The Lost Sheep
The isolated figure of a shepherd carrying a sheep over his shoulders, walking along the ridge of a rocky mountain. The shepherd is depicted as a bearded middle-aged man carrying a staff, with his head tilted slightly to the left revealing a Middle-Eastern face, his eyelids lowered in order to glance at the sheep, and wearing a red turban and long, striped robes worn with an overcoat. Growing to the right of the figure, within the barren landscape, is a tall thistle with pronounced thorns. The entire scene is bathed in the warm, red glow characteristic of evening light. To the left of the figure, the mountain appears to fall away sharply with the ridge curving round in an arc to the left. On the right horizon are the peaks of more distant mountains depicted in pink and mauve tones. The sky is yellow with streaks of pink, orange and blue cloud on the horizon. The gilt wooden frame has two friezes with a textured gesso finish, separated by plain beading. There are four decorative ovals on the inner frieze, at the centre of each side. The slip frame is gilt wood with rounded sight corners.
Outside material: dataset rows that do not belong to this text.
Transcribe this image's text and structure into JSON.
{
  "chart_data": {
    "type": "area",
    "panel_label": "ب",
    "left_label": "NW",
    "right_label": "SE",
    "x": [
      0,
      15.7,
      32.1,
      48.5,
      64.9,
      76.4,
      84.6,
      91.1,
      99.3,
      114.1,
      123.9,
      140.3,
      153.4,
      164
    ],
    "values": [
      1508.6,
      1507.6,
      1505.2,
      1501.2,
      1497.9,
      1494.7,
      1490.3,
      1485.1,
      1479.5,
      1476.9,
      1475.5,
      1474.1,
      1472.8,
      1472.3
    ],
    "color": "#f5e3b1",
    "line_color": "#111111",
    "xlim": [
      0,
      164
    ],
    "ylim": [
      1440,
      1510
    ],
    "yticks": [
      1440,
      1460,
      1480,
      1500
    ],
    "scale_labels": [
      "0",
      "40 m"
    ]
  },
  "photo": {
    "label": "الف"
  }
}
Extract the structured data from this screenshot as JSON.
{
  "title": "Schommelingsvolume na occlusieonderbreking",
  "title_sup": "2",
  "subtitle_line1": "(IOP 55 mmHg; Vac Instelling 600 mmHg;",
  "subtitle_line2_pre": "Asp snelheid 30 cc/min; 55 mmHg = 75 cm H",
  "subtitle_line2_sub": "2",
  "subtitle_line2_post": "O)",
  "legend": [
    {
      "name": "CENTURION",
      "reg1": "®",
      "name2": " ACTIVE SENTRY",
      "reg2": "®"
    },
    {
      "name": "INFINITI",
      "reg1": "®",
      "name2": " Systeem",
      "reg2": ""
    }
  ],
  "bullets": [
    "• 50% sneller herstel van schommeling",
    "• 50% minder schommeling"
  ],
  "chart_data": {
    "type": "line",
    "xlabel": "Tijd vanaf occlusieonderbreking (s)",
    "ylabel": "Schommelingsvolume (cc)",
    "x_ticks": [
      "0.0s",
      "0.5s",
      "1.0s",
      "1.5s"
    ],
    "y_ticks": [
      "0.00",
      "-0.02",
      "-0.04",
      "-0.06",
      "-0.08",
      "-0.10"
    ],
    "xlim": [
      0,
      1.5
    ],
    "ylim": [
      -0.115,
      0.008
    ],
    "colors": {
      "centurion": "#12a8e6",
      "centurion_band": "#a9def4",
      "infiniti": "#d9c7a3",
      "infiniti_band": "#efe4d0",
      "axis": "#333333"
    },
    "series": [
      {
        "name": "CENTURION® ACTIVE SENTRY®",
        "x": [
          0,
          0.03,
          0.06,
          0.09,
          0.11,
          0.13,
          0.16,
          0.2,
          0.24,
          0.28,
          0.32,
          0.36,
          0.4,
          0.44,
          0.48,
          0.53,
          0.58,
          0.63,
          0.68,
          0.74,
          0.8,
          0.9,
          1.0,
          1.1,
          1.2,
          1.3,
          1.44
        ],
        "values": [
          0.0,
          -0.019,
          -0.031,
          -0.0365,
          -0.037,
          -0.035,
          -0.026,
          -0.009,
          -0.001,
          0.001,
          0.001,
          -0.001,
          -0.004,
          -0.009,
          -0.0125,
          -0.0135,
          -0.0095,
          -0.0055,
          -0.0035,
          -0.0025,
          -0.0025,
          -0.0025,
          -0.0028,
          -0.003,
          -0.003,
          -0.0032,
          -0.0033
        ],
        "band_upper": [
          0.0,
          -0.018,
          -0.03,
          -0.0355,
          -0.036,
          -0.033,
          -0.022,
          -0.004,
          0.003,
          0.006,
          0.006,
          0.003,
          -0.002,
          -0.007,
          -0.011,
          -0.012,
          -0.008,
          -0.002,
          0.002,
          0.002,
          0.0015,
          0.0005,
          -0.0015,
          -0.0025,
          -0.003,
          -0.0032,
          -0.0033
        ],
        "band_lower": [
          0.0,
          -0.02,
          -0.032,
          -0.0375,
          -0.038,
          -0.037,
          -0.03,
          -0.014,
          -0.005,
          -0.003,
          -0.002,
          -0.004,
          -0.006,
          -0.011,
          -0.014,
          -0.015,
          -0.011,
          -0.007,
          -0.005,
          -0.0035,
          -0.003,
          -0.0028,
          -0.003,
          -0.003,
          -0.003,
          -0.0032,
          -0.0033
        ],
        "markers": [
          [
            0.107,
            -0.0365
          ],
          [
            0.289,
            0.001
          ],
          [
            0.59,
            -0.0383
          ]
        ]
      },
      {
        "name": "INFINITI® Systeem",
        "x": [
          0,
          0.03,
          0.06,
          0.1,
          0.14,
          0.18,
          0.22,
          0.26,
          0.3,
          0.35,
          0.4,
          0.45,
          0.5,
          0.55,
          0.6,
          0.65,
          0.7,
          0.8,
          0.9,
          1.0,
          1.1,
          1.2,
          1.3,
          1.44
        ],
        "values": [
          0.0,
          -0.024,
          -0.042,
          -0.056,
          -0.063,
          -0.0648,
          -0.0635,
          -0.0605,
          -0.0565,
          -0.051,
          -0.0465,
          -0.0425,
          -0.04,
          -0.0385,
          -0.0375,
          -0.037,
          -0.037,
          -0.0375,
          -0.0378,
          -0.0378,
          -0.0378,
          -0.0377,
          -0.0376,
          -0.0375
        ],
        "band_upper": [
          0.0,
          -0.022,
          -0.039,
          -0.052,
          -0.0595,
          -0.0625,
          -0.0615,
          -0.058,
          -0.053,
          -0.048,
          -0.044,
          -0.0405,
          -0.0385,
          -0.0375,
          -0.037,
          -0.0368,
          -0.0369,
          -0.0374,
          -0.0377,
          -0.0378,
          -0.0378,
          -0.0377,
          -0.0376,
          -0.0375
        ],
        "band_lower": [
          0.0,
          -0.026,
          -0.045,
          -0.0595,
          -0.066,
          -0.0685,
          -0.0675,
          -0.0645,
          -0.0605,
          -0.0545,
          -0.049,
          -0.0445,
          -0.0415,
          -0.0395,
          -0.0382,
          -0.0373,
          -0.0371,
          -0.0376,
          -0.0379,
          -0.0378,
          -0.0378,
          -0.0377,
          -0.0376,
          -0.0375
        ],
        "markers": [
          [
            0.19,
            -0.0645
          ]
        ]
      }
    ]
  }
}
The Lost Sheep 1864 William J Webb active 1853-1878 Oil on panel Webb was one of a growing number of artists to travel to the Middle East in the 1860s. New rail networks made it increasingly easy to travel in the region. When this painting was exhibited at the Royal Academy, London, in 1864, it was one of a sizeable number of Eastern scenes. Webb was clearly influenced by William Holman Hunt. Although the figure of the shepherd is not intended to be Christ, the message of the painting, with its stony ground and thistle-like plants, is a Christian one. The shepherd is taking the sheep of out of a difficult and barren terrain into the safety of his fold.